# Finding the turning point for the curve f(x)2x^2-6x-8

• Dec 15th 2012, 10:46 AM
agehayoshina
Finding the turning point for the curve f(x)2x^2-6x-8
I have found out the coordinates are (-1,0)(4,0)(0,-8) but I can't find the turning point :(

Thanks!
• Dec 15th 2012, 10:50 AM
skeeter
Re: Need help finding the turning point for the curve f(x)2x^2-6x-8
the vertex, or 'turning point", of $\displaystyle f(x) = ax^2 + bx + c$ is at $\displaystyle x = \frac{-b}{2a}$
• Dec 15th 2012, 10:54 AM
agehayoshina
Re: Need help finding the turning point for the curve f(x)2x^2-6x-8
Hmm this is till kind of confusing.
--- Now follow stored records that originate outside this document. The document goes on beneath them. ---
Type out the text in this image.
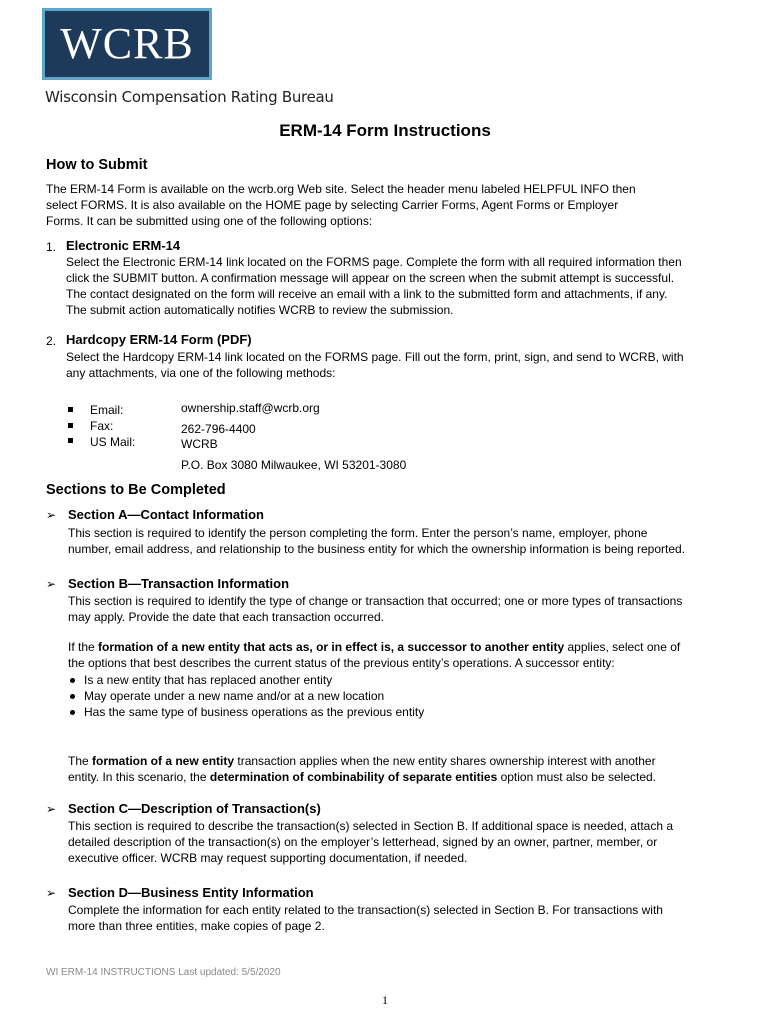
WCRB
Wisconsin Compensation Rating Bureau
ERM-14 Form Instructions
How to Submit
The ERM-14 Form is available on the wcrb.org Web site. Select the header menu labeled HELPFUL INFO then
select FORMS. It is also available on the HOME page by selecting Carrier Forms, Agent Forms or Employer
Forms. It can be submitted using one of the following options:
1. Electronic ERM-14
Select the Electronic ERM-14 link located on the FORMS page. Complete the form with all required information then
click the SUBMIT button. A confirmation message will appear on the screen when the submit attempt is successful.
The contact designated on the form will receive an email with a link to the submitted form and attachments, if any.
The submit action automatically notifies WCRB to review the submission.
2. Hardcopy ERM-14 Form (PDF)
Select the Hardcopy ERM-14 link located on the FORMS page. Fill out the form, print, sign, and send to WCRB, with
any attachments, via one of the following methods:
Email:
Fax:
US Mail:
ownership.staff@wcrb.org
262-796-4400
WCRB
P.O. Box 3080 Milwaukee, WI 53201-3080
Sections to Be Completed
➢ Section A—Contact Information
This section is required to identify the person completing the form. Enter the person’s name, employer, phone
number, email address, and relationship to the business entity for which the ownership information is being reported.
➢ Section B—Transaction Information
This section is required to identify the type of change or transaction that occurred; one or more types of transactions
may apply. Provide the date that each transaction occurred.
If the formation of a new entity that acts as, or in effect is, a successor to another entity applies, select one of
the options that best describes the current status of the previous entity’s operations. A successor entity:
Is a new entity that has replaced another entity
May operate under a new name and/or at a new location
Has the same type of business operations as the previous entity
The formation of a new entity transaction applies when the new entity shares ownership interest with another
entity. In this scenario, the determination of combinability of separate entities option must also be selected.
➢ Section C—Description of Transaction(s)
This section is required to describe the transaction(s) selected in Section B. If additional space is needed, attach a
detailed description of the transaction(s) on the employer’s letterhead, signed by an owner, partner, member, or
executive officer. WCRB may request supporting documentation, if needed.
➢ Section D—Business Entity Information
Complete the information for each entity related to the transaction(s) selected in Section B. For transactions with
more than three entities, make copies of page 2.
WI ERM-14 INSTRUCTIONS Last updated: 5/5/2020
1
If I plug the numbers in i get -6/2(2) =-1.5. That's x. How do I find y?

Thanks!
• Dec 15th 2012, 11:53 AM
skeeter
Re: Need help finding the turning point for the curve f(x)2x^2-6x-8
Quote:

Originally Posted by agehayoshina
Hmm this is till kind of confusing. If I plug the numbers in i get -6/2(2) =-1.5. That's x. How do I find y?

you have miscalculated the x-value of the vertex.

$\displaystyle f(x) = 2x^2 - 6x - 8$

$\displaystyle x = \frac{-b}{2a} = \frac{-(-6)}{2(2)} = \frac{3}{2}$

the y-value of the vertex is $\displaystyle \color{red}y = f\left(\frac{3}{2}\right)$